Debate moderator Martha Raddatz — a far more forceful presence than PBS’ Jim Lehrer in last week’s presidential debate — asked the candidates to talk about how they would get unemployment back in the 6% range, where the Obama administration said it hoped joblessness should be after stimulus spending at the beginning of its term.

It was like someone had pulled a cork out of the Biden bottle. The vice president began by describing an economy “in free fall” when Obama took office, and quickly segued to a tout for the bailout of General Motors, which he noted Romney had opposed. “Romney said, no, let Detroit go bankrupt,” Biden snapped. He described an administration plan to help refinance underwater mortgages. “Gov. Romney said, no, let foreclosures hit bottom,” Biden fumed.

He then hit Romney for his comments about the 47% who don’t pay taxes, saying the people the Republican nominee referred to were people like “my mom and dad, the people I grew up with, my neighbors. They pay more effective tax than Gov. Romney pays in his federal income tax. They are elderly people who in fact are living off of Social Security. They are veterans and people fighting in Afghanistan right now who are, quote, not paying any taxes.”

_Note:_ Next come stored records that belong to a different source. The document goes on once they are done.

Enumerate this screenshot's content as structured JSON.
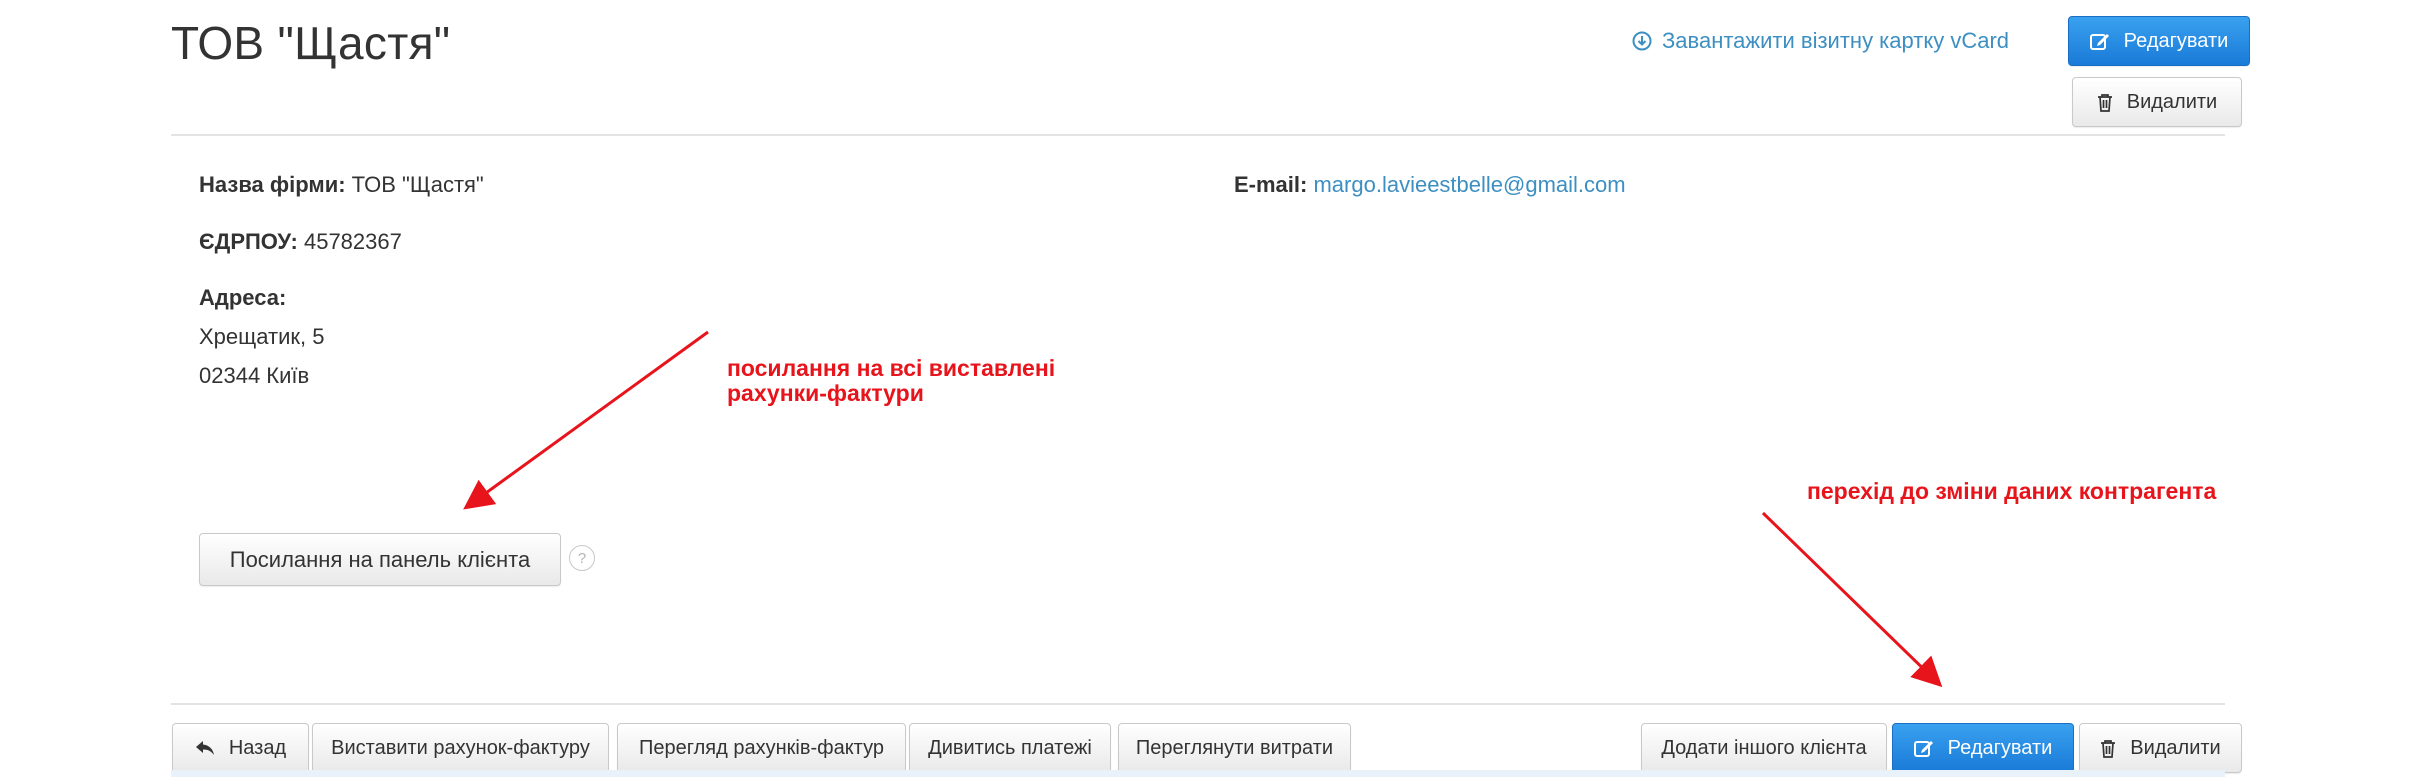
{
  "header": {
    "title": "ТОВ \"Щастя\"",
    "vcard_link": "Завантажити візитну картку vCard",
    "edit_label": "Редагувати",
    "delete_label": "Видалити"
  },
  "details": {
    "firm_label": "Назва фірми:",
    "firm_value": "ТОВ \"Щастя\"",
    "edrpou_label": "ЄДРПОУ:",
    "edrpou_value": "45782367",
    "address_label": "Адреса:",
    "address_line1": "Хрещатик, 5",
    "address_line2": "02344 Київ",
    "email_label": "E-mail:",
    "email_value": "margo.lavieestbelle@gmail.com"
  },
  "client_panel_button": "Посилання на панель клієнта",
  "help_icon_text": "?",
  "annotations": {
    "invoices_line1": "посилання на всі виставлені",
    "invoices_line2": "рахунки-фактури",
    "edit_note": "перехід до зміни даних контрагента"
  },
  "footer": {
    "back": "Назад",
    "create_invoice": "Виставити рахунок-фактуру",
    "view_invoices": "Перегляд рахунків-фактур",
    "view_payments": "Дивитись платежі",
    "view_expenses": "Переглянути витрати",
    "add_client": "Додати іншого клієнта",
    "edit": "Редагувати",
    "delete": "Видалити"
  },
  "icons": {
    "download": "download-circle-icon",
    "edit": "pencil-square-icon",
    "delete": "trash-icon",
    "back": "reply-arrow-icon"
  },
  "colors": {
    "primary": "#1f83de",
    "link": "#3d8fc2",
    "annotation": "#e8141c"
  }
}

The notion of Romney as the callous rich guy didn’t get an airing at all when the GOP candidate himself appeared last week next to Obama. Biden, a son of Scranton, Pa., who loves to talk about his working-class roots, made sure viewers Thursday night got a full dose.

Ryan did not back down, asking the vice president if he knew what unemployment was in his home town. “10%,” Ryan said, filling in the answer himself. “You know what it was when you guys came in?” Ryan asked. Biden said he didn’t. “8.5%,” Ryan answered, glaring at Biden.